А.Ш. Может быть, хотя есть и многое нас разделяющее, — что есть у Малера и чего почти нет у меня. Например, все эти гениальные как бы народные песни — Песни странствующего подмастерья, Волшебный рог мальчика. Я могу только плакать, что мне этого не дано.
— А как бы ты свой возраст определил? Видишь ли ты себя молодым?
А.Ш. Лучше себя не определять, — говоря о себе, тут же наносишь вред.
— У тебя есть сочинение, написанное по эскизам юношеского Фортепианного квартета Малера.
А.Ш. Да, оно для такого же состава, как и у Малера. Но тема Малера появляется в самом конце. Появляется и останавливается. И тема — точно такая же, как и у Малера, — незаконченная. Она будет проясняться на ходу.
— А Малер написал только одну часть?
А.Ш. Он написал только первую часть целиком. А от второй части — лишь несколько тактов. Но тема совершенно гениальная. Это Малер, который узнается с первого такта, а ведь написано в шестнадцать лет! И ни на что не похоже. Модуляция из соль минора в ля мажор, а потом в ля минор — настолько нестандартно! Первую часть, написанную Малером, я вообще не трогал, да она мне и меньше нравится.
— Кроме того, это сочинение в оркестровой версии стало второй частью Четвертого concerto grosso/Пятой симфонии. Ты рассматриваешь ее как медленную часть симфонии?
А.Ш. Нет, это скорее скерцо-колыбельная.
— А почему вдруг возникла идея написать сочинение с двойным названием Concerto grosso/Симфония?
А.Ш. Я все время почему-то возвращаюсь к этим двум формам. Они для меня — и нечто схематическое, но, с другой стороны — и проявление каких-то железных закономерностей. Это не каприз каждый раз, но реальные обстоятельства внутреннего мира.
— Не проявляется ли в обращении к жанру concerto grosso твое стремление всегда иметь два разных плана в музыке — как бы план индивидуальности и план (фон) толпы?

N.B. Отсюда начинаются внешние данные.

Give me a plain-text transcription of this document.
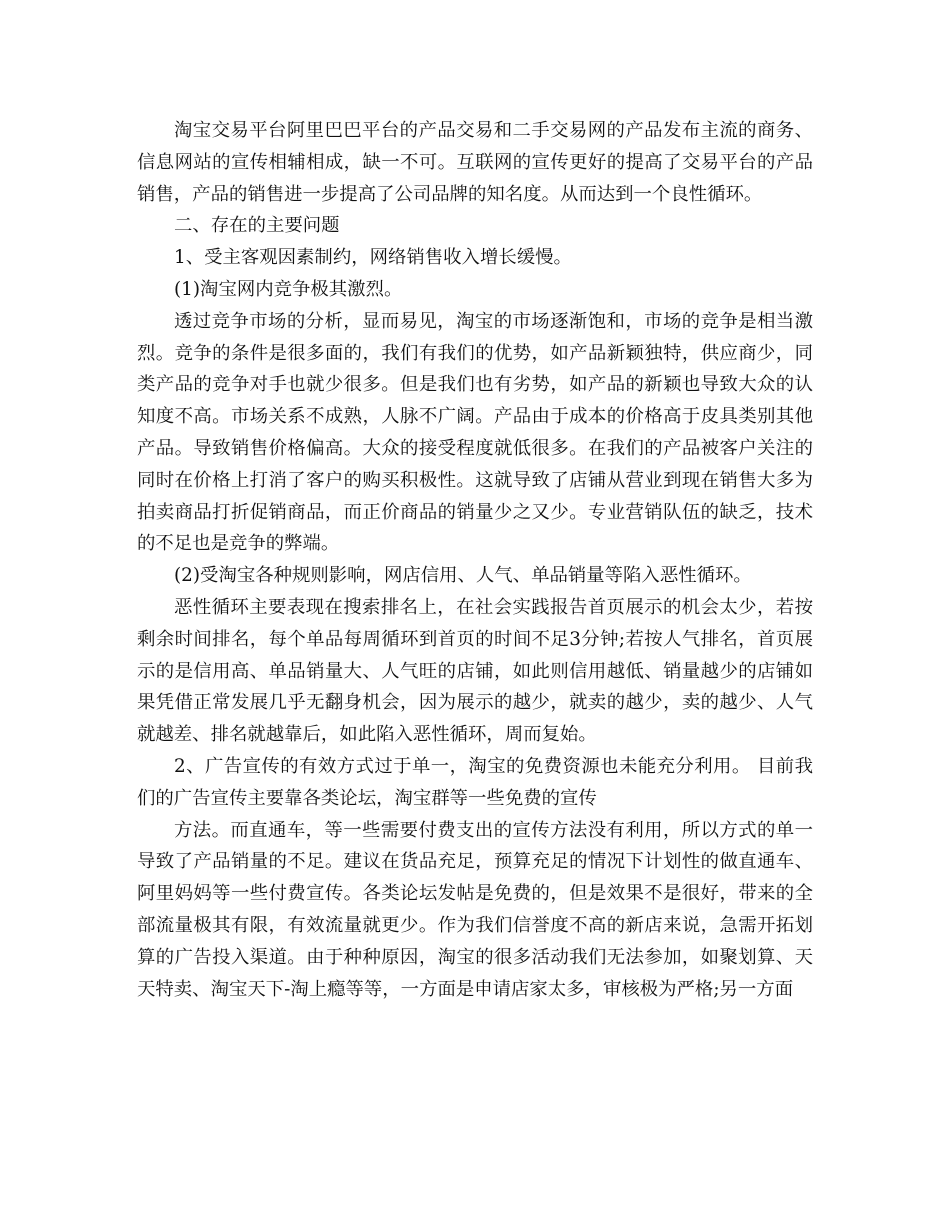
淘宝交易平台阿里巴巴平台的产品交易和二手交易网的产品发布主流的商务、信息网站的宣传相辅相成，缺一不可。互联网的宣传更好的提高了交易平台的产品销售，产品的销售进一步提高了公司品牌的知名度。从而达到一个良性循环。

二、存在的主要问题

1、受主客观因素制约，网络销售收入增长缓慢。

(1)淘宝网内竞争极其激烈。

透过竞争市场的分析，显而易见，淘宝的市场逐渐饱和，市场的竞争是相当激烈。竞争的条件是很多面的，我们有我们的优势，如产品新颖独特，供应商少，同类产品的竞争对手也就少很多。但是我们也有劣势，如产品的新颖也导致大众的认知度不高。市场关系不成熟，人脉不广阔。产品由于成本的价格高于皮具类别其他产品。导致销售价格偏高。大众的接受程度就低很多。在我们的产品被客户关注的同时在价格上打消了客户的购买积极性。这就导致了店铺从营业到现在销售大多为拍卖商品打折促销商品，而正价商品的销量少之又少。专业营销队伍的缺乏，技术的不足也是竞争的弊端。

(2)受淘宝各种规则影响，网店信用、人气、单品销量等陷入恶性循环。

恶性循环主要表现在搜索排名上，在社会实践报告首页展示的机会太少，若按剩余时间排名，每个单品每周循环到首页的时间不足3分钟;若按人气排名，首页展示的是信用高、单品销量大、人气旺的店铺，如此则信用越低、销量越少的店铺如果凭借正常发展几乎无翻身机会，因为展示的越少，就卖的越少，卖的越少、人气就越差、排名就越靠后，如此陷入恶性循环，周而复始。

2、广告宣传的有效方式过于单一，淘宝的免费资源也未能充分利用。 目前我们的广告宣传主要靠各类论坛，淘宝群等一些免费的宣传

方法。而直通车，等一些需要付费支出的宣传方法没有利用，所以方式的单一导致了产品销量的不足。建议在货品充足，预算充足的情况下计划性的做直通车、阿里妈妈等一些付费宣传。各类论坛发帖是免费的，但是效果不是很好，带来的全部流量极其有限，有效流量就更少。作为我们信誉度不高的新店来说，急需开拓划算的广告投入渠道。由于种种原因，淘宝的很多活动我们无法参加，如聚划算、天天特卖、淘宝天下-淘上瘾等等，一方面是申请店家太多，审核极为严格;另一方面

А.Ш. В каком-то смысле ты прав. Я скорее представляю себе область искусственной культуры. Когда я слушаю фонограммы, записи с концертов, я чувствую дыхание зала — этих тысяч, которые слушают. Во всей атмосфере концертного зала я вижу какой-то гигантский музей, в котором сидят десятки тысяч людей. Но это — уже не сегодняшняя реальность.
Другая сфера, которая для меня важна, — это сфера внутреннего мира. То, что говорят нервы, сознание, подсознание. Не только то, что словами описывается, но и то, что можно ассоциативно о музыке сказать или даже подумать. Таким образом, две сферы: внешняя музейная — и внутренняя.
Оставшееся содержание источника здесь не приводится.